Invaders local, and from way out there!

As we say goodbye (and good riddance) to January – cold, grey, blacchy and consistently the most ideal month for migraines – we present reviews of things invasive, lethal and gooey, although none in this week’s wave are related to anything viral or body-snatching.

That reference is, of course, tied to Warner’s stinky remake of Jack Finney’s Invasion of the Body Snatchers, which ensured rewrites, reshoots, re-edits, and the addition of what else, a car chase when the first edit didn’t please the producers. We’ll have a review of Invasion next week, but for now, here are some genuinely entertaining efforts.

On the DVD front, we have a review of Chris Gorak’s Right At Your Door, a creepy tale of an already fractured couple affected by a dirty bomb blast in Los Angeles. Gorak’s directorial debut features an impressive production design for such a low budget film, and the lack of a specific antagonist means this tale of modern paranoia will age extremely well as things on the planet get nuttier and weirder. Released by Maple (Canada) and Lionsgate (U.S.A.), it’s a solid DVD release that once again features another arresting poster campaign that’s become a signature of Lionsgate’s smart publicity department.

Also of note from Maple is Joshua (2007), a smart thriller about a young boy who conceives and executes the vicious downfall of his family when he gets jealous of all the hugs and kisses being poured on his new shiny happy baby sister. It’s been compared to the Omen, but George Ratliff’s film deals with a kind of primordial evil that kicks in when the self-preservation urge goes into overdrive. Maple’s loaded DVD features the same contents as the U.S. disc released by Fox, and deserves a look amid the usual crop of blah thrillers and lame remakes.

We’ll have a review of Anchor Bay and Starz Home Entertainment’s The Girl Next Door shortly, which will probably be regarded as one of the toughest dramas to sit through in recent years. (It’s billed as a horror flick, but this careful adaptation of Jack Ketchum’s best-selling novel is a terrifying depiction of child abuse.)

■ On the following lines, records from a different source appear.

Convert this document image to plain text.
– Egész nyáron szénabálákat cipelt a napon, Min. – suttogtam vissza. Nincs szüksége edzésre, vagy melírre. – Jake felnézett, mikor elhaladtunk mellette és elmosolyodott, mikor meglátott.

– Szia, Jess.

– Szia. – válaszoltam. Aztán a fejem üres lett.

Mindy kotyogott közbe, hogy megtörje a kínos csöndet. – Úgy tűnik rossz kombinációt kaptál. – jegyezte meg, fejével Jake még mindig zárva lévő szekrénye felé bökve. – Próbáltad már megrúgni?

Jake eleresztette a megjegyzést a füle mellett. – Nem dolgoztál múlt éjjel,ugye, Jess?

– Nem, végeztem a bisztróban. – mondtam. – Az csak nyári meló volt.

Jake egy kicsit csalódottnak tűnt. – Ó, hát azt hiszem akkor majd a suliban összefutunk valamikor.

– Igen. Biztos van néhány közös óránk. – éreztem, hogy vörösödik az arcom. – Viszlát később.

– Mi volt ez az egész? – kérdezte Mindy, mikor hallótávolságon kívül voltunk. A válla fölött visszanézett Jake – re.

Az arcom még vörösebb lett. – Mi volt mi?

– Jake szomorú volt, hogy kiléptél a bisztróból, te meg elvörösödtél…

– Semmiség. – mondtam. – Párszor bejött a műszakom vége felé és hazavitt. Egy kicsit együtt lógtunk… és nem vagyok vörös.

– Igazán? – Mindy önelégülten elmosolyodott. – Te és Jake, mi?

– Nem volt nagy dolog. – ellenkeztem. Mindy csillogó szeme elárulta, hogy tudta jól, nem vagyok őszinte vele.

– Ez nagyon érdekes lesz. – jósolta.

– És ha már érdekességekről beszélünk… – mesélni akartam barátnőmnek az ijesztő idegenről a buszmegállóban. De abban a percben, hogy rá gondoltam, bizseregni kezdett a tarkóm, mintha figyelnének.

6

In the soundtrack department, we’ve reviews of two new titles from MovieScore Media and Film Music Downloads, Michael Wandmacher’s The Killing Floor (2007), and The Killing of John Lennon, with the latter marking a rare return to feature film by standout composer Martin Kiszko.

And from Monstrous Movie Music comes the first of two original score recordings. MMM have deservedly earned a high reputation for the faithful, full-blooded re-recordings of classic monster music, and both The Blob and The Intruder (1962) mark the label’s first original score releases.

We’ll have a review of Herman Stein’s Intruder shortly, but we thought in keeping with this week’s theme we should start with The Blob (and other creepy sounds). Filled with the usual fat & detailed liner notes, the CD contains the complete Blob score by Ralph Carmichael (including his unused main title music and some outtakes), plus a real treat for fans of trash cinema: stock music cues from the Valentino Productions Music Library.

A lot of fine mood music was composed for music libraries, much of it used for TV and feature film productions that couldn’t or didn’t want an original score, and among the composers represented on this disc are Roger Roger, Mario Nascimbene, and Angelo F. Lavagnino. Roger’s music is of note because many of the selected horror/suspense mood cues make up a good portion of the score fitted for Joseph Green’s nutbar gore film, The Brain That Wouldn’t Die. Sometimes haunting, jazzy, or just plain weird, the music is presented unedited in clean mono, and is another reason this limited CD is a must-have for horror and soundtrack fans.

Lastly, we’ve also got an interview with Tim Ferrante, the producer and bigwig of new soundtrack label Elysee Productions. The label’s debut release, The Mad Doctor of Blood Island, features Tito Arevalo’s complete score to this exploitation classic with John Ashley, and may well be the first widely available commercial release of film music by a Philippines composer. Similarly packed with detailed liner notes, we’ll have a review of the CD soon (my Rue Morgue review has to run first), but those interested in how this rare gem came to CD should read our interview with Ferrante, a producer and fan of many unsung composers who made their mark writing great music for classically sleazy drive-in fodder.

One of the composers highlighted in the Q&A is Joe Greene, a veteran jazzman who scored three of Albert Zugsmith's exploitation films, including On Her Bed of Roses (aka Psychedelic Sexualis). The film was apparently released on VHS by Something Weird Video and is LONG overdue for a DVD release, just like Greene's score deserves a CD release. The original soundtrack LP came out on the short-lived Mira label in 1966. I used to see the album cover in used LP bins for years, and it was worth taking a chance on this odd little album. Because it remains unavailable on CD, we've also added a review of the 12" platter.